Faith No More rise from killing floor, release glorious, pushy comeback record ‘Sol Invictus’

FAITH NO MORE San Francisco - October 28, 2014 Dustin Rabin Photography 2680

Dustin Rabin Photography

The past few years have brought the world myriad heavily anticipated reunions, including the likes of Carcass, At the Gates, and even Refused, who just announced a new record. It’s a good time for people who have followed those bands over the years, and the fact new music accompanied those returns is even better. Icing on the damn cake.

But all of those bands coming back paled in comparison to the return of Faith No More. At least for me. I count them as one of the most important bands of my life, one of the groups that changed the way I hear and think about music. They came along at just the right time in my life when I realized mainstream, predictable music wasn’t doing it for me and that I needed something a little bit more in my life. That’s when their unreal, ultra-polarizing fourth record “Angel Dust” arrived, and from there, my life was changed. Getting to see them open for Metallica and Guns n Roses at now-defunct Three Rivers Stadium was one of the great music highlights of my life, and few bands ever have been as important to me as Faith No More have been. From that point, the band itself morphed, putting out heavily underrated “King for a Day, Fool for a Lifetime” and, at that point, their final record “Album of the Year,” when they called it a day, thus ending the band’s phenomenal, bizarre run.

FNM_frontBut a few years ago, Faith No More started performing live together again, and then came word of a new album, a fact that enthralled and terrified me. Look, I love the band, but “Album of the Year” fell flat with me, and I was worried this would wind up being a bad idea. But as clips arrived online of the guys—vocalist Mike Patton, guitarist Jon Hudson, bassist Billy Gould, keyboard player Roddy Bottum, drummer Mike “Puffy” Bordin—performing some of the new stuff, hope emerged. And a couple months ago when their new, seventh record “Sol Invictus” arrived in my inbox, my love affair with FNM was heavily rekindled. The record sounded so good. So inspired. Of course it’s not “Angel Dust.” Nothing ever will be. But it’s a damn fun, damn good record. I listen to this thing several times a week, and not out of some personal obligation to like it. I do because it makes me happy, and it sounds like the music also has reinvigorated the band. It’s probably the least metal of all of their albums, but Faith No More never was a metal band, despite people trying to shove them into that shelf. Instead they make heavy, agitated, melodic, sometimes schmaltzy sounds, and they haven’t sounded this good in ages.

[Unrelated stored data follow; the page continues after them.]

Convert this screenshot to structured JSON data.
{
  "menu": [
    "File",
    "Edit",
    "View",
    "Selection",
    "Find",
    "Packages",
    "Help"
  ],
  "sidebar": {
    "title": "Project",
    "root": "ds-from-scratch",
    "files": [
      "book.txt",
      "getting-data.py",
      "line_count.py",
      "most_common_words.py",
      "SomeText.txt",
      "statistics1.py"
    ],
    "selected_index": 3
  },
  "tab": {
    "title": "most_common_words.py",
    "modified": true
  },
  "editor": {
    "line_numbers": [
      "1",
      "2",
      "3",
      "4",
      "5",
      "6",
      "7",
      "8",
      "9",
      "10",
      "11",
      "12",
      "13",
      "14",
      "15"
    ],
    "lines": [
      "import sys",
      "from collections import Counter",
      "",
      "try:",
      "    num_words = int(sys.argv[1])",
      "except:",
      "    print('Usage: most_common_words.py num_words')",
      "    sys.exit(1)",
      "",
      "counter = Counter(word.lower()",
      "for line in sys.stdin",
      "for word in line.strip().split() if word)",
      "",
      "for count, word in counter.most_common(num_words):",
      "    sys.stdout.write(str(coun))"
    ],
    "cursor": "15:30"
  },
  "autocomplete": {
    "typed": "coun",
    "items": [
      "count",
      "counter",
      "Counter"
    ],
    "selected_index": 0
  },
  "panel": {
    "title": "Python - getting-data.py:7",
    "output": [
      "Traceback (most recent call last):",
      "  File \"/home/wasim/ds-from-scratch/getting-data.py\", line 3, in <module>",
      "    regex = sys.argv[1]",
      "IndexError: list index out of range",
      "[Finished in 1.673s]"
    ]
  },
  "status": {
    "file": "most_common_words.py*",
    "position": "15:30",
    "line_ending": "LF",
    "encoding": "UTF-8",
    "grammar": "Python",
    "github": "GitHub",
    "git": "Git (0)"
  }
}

The opening title cut is an interesting start, a slower, more reflective piece that has Patton wondering, “Where my faith?” over strummed guitar and contemplative keys. Then it’s into “Superhero,” one of the first cuts the band released to the world and a healthy dose of classic FNM. The guys take turns barking “Go!” at the start before they launch full bore. Bottum’s keys that rain over the chorus add a subtle but great touch to the song, with Patton poking, “Leader of men, will you be one of them?” Good song that’s sure to be a live staple. “Sunny Side Up” is a really cool one, with a nice groove built into it that Patton uses to his advantage with his phrasing. I love this one, and it’s one of my favorite tracks on the record. Also, the agitation that’s weaved into an otherwise breezy cut makes for a nice about-face. “Separation Anxiety” also is pretty much classic FNM, with a frantic pace, Patton going from whispering psychopath to high-register crooner, and the band hammering you with a churning pace that should only amplify the panic in your own head. “Cone of Shame” has Patton doing some deep singing and spoken storytelling over steely guitars, snaps, and tapped drums. Later the thing opens up, with Patton wailing, “I’d like to peel the skin off so I can see what you really think,” some thick playing emerging, and some heavy body blows dealt. This one took me some time to warm up to, but I’m firmly on board now.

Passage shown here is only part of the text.